There are two types of earthing used in electrical systems. The equipment frame earthing and system earthing. In equipment earthing, the non-current-carrying metallic part of the electrical enclosure is connected to the earth, and in system earthing or grounding neutral point is connected to the earth. Thus, there is a need for double earthing for the frame and system ground. The system earthing is also called system grounding.
Why Earthing?
The conducting part, which remains at zero potential in normal conditions, attains phase voltage when the insulation of the electrical panel fails. In this condition, the panel body attains phase voltage. If earthing is not done and anybody touches the frame at the time of fault, one may get an electric shock.
The purpose of earthing is to divert the current to earth so as to maintain the metallic frame potential to zero. The earth has very low resistance, and fault current starts flowing towards the ground. The protection circuit senses the earth’s fault current and trips the supply system.
Thus, the earthing provides protection against an electric shock fire and machine protection.
The earthing resistance value must be as minimal as possible. The earthing pit resistance must be minimal, and the earthing strip or conducting wire used between the equipment frame and the earth pit should have very low resistance. Double earthing causes the equivalent resistance to lower, thus ensuring enhanced protection.
In a similar way, the neutral point of the supply system is at zero potential under normal operating conditions. However, neutral point voltages rise in faulty conditions and the other healthy phase voltage also rises if the system is ungrounded. This condition may lead to insulation failure due to high voltage. Therefore, in order to maintain the system stability, the neutral point is earthed. This is called the grounding or system grounding.
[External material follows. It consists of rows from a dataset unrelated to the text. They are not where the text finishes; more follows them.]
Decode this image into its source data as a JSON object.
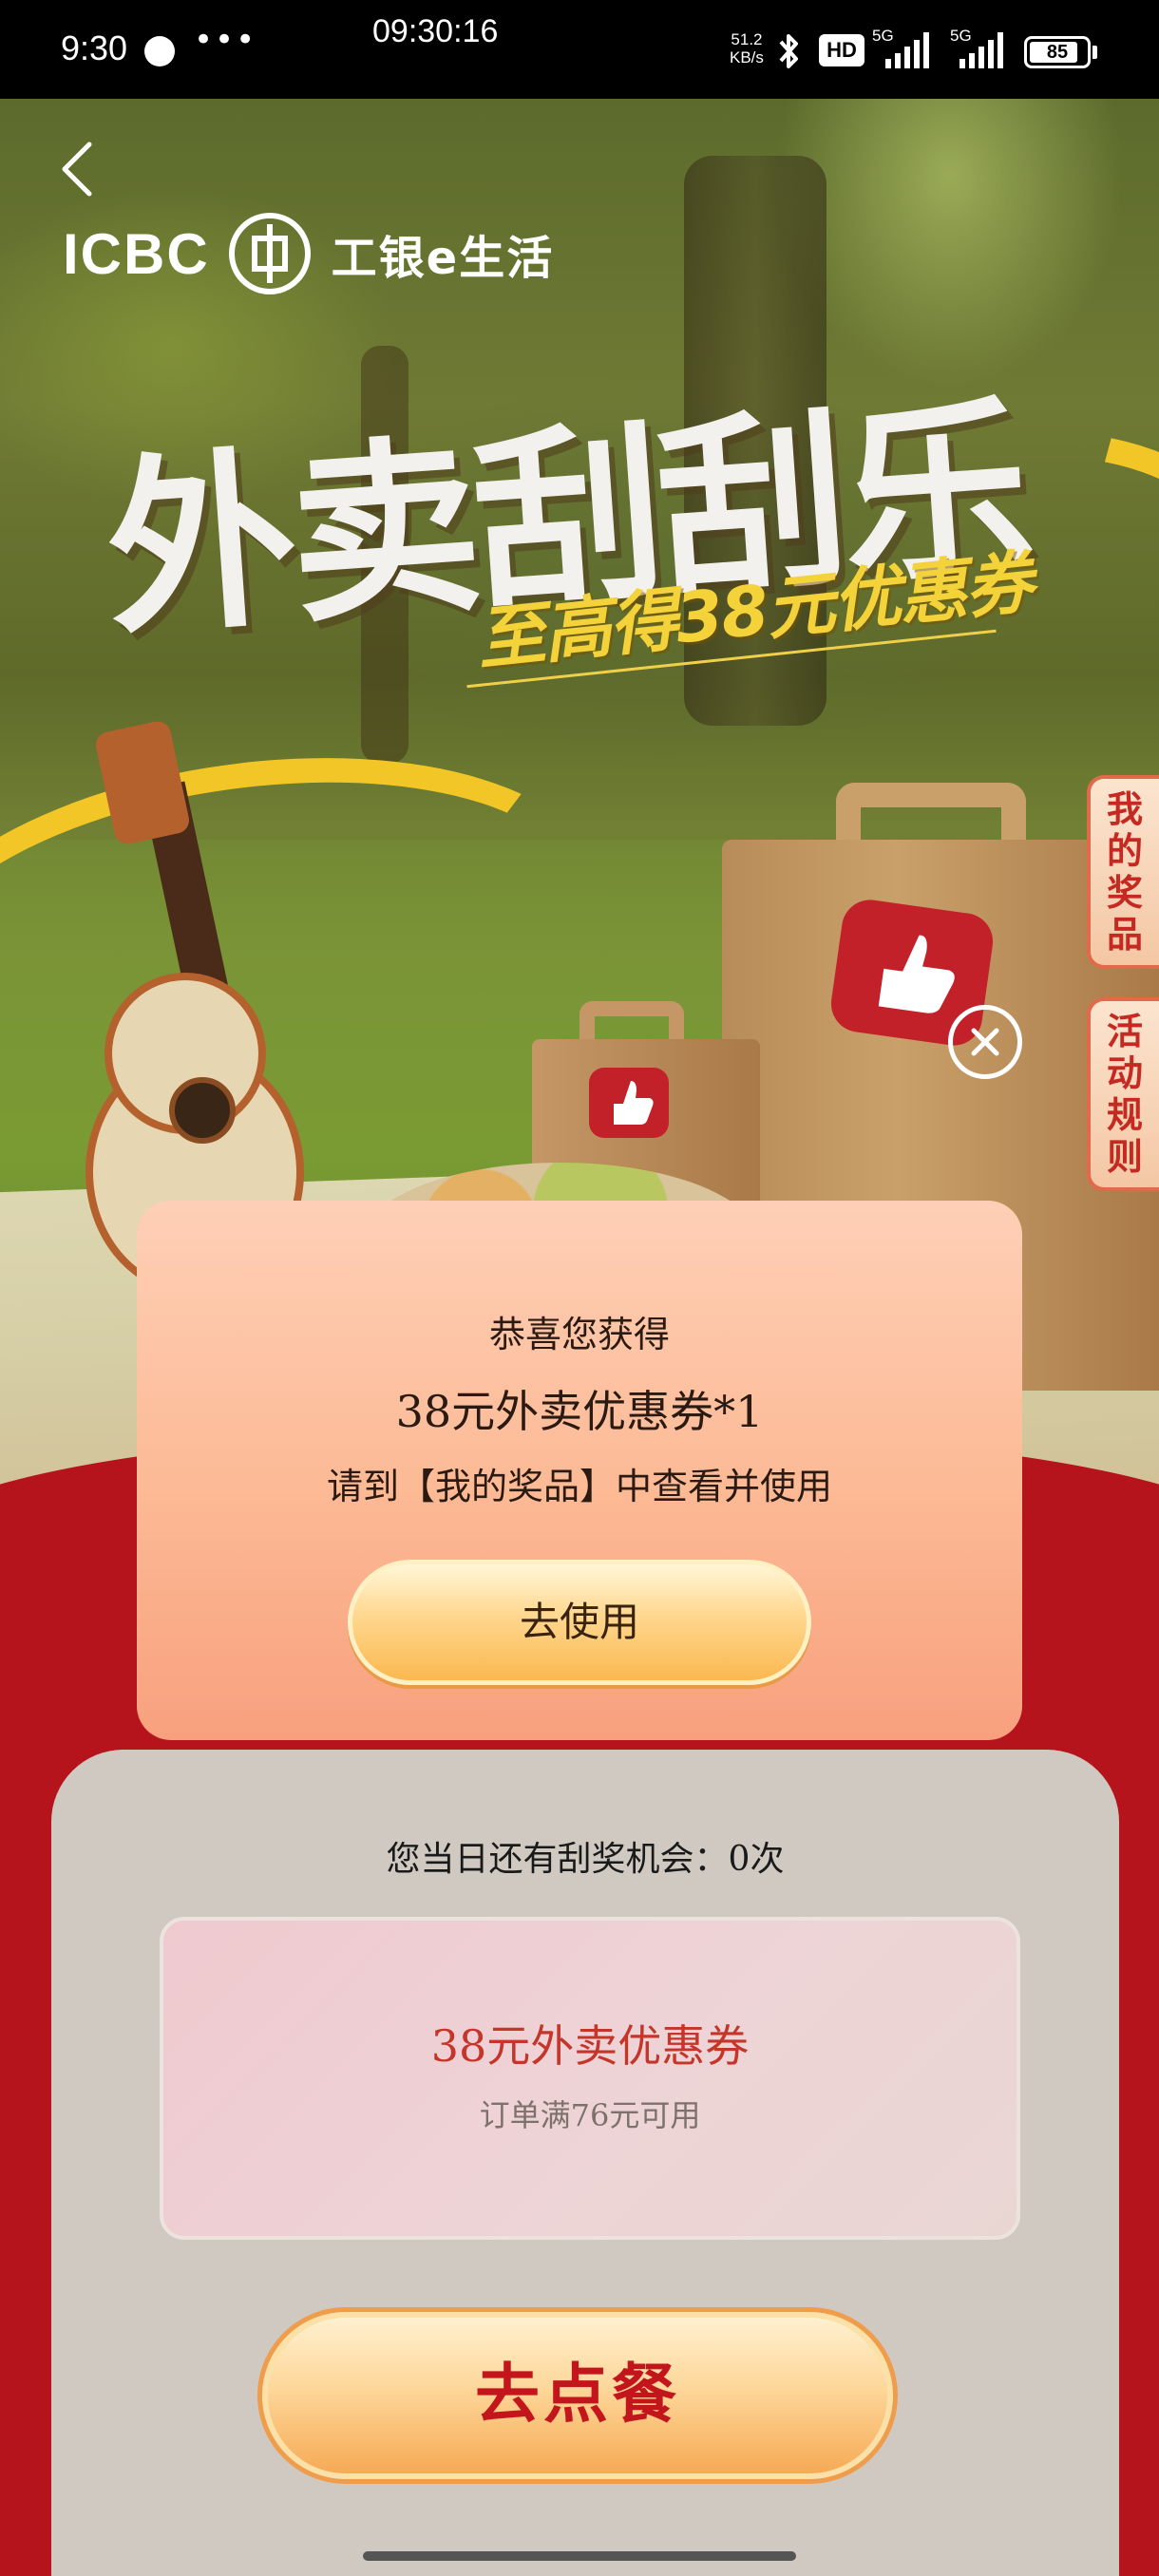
{
  "status_bar": {
    "time": "9:30",
    "clock": "09:30:16",
    "network_speed_value": "51.2",
    "network_speed_unit": "KB/s",
    "hd_label": "HD",
    "sim1_label": "5G",
    "sim2_label": "5G",
    "battery_level": "85"
  },
  "header": {
    "logo_en": "ICBC",
    "logo_cn": "工银e生活"
  },
  "hero": {
    "title": "外卖刮刮乐",
    "subtitle": "至高得38元优惠券"
  },
  "side_tabs": {
    "my_prizes": "我的奖品",
    "rules": "活动规则"
  },
  "popup": {
    "congrats": "恭喜您获得",
    "prize": "38元外卖优惠券*1",
    "hint": "请到【我的奖品】中查看并使用",
    "use_button": "去使用"
  },
  "panel": {
    "chances": "您当日还有刮奖机会：0次",
    "coupon_title": "38元外卖优惠券",
    "coupon_condition": "订单满76元可用",
    "order_button": "去点餐"
  },
  "colors": {
    "brand_red": "#b5141c",
    "popup_peach": "#fcb994",
    "accent_gold": "#f2c626"
  }
}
We are connecting the frame of the electrical appliance to the earth and also connecting the neutral point to the earth, so why is double earthing recommended? Why not? Single-point point earthing is OK.
Why Double Earthing?
Two separate earthing circuit is made and connected to the frame of the equipment and the neutral of the supply system. Thus total of four numbers of earth pit are required: two numbers for frame earthing and two for neutral earthing. The double earthing provides the following advantages.
- If there is one earth circuit, the fault current flows through the circuit. However, if the earth circuit is not closed, the frame or enclosure body may attain live potential. However, if two circuits are there, one circuit will divert the current to Earth if one of the circuits gets defective. Thus, the earthing system reliability gets enhanced with double earthing.
- In the event of a fault, the current will flow in two earth circuits for a double earthing scheme. The effective resistance of the circuit is always less than the resistance of one circuit because both circuits are in parallel. If we connect 2 ohms resistance in parallel, the equivalent resistance is 1 Ohm. The same property applies here. The low resistance of the earth circuit causes easy flow of earth fault current to earth.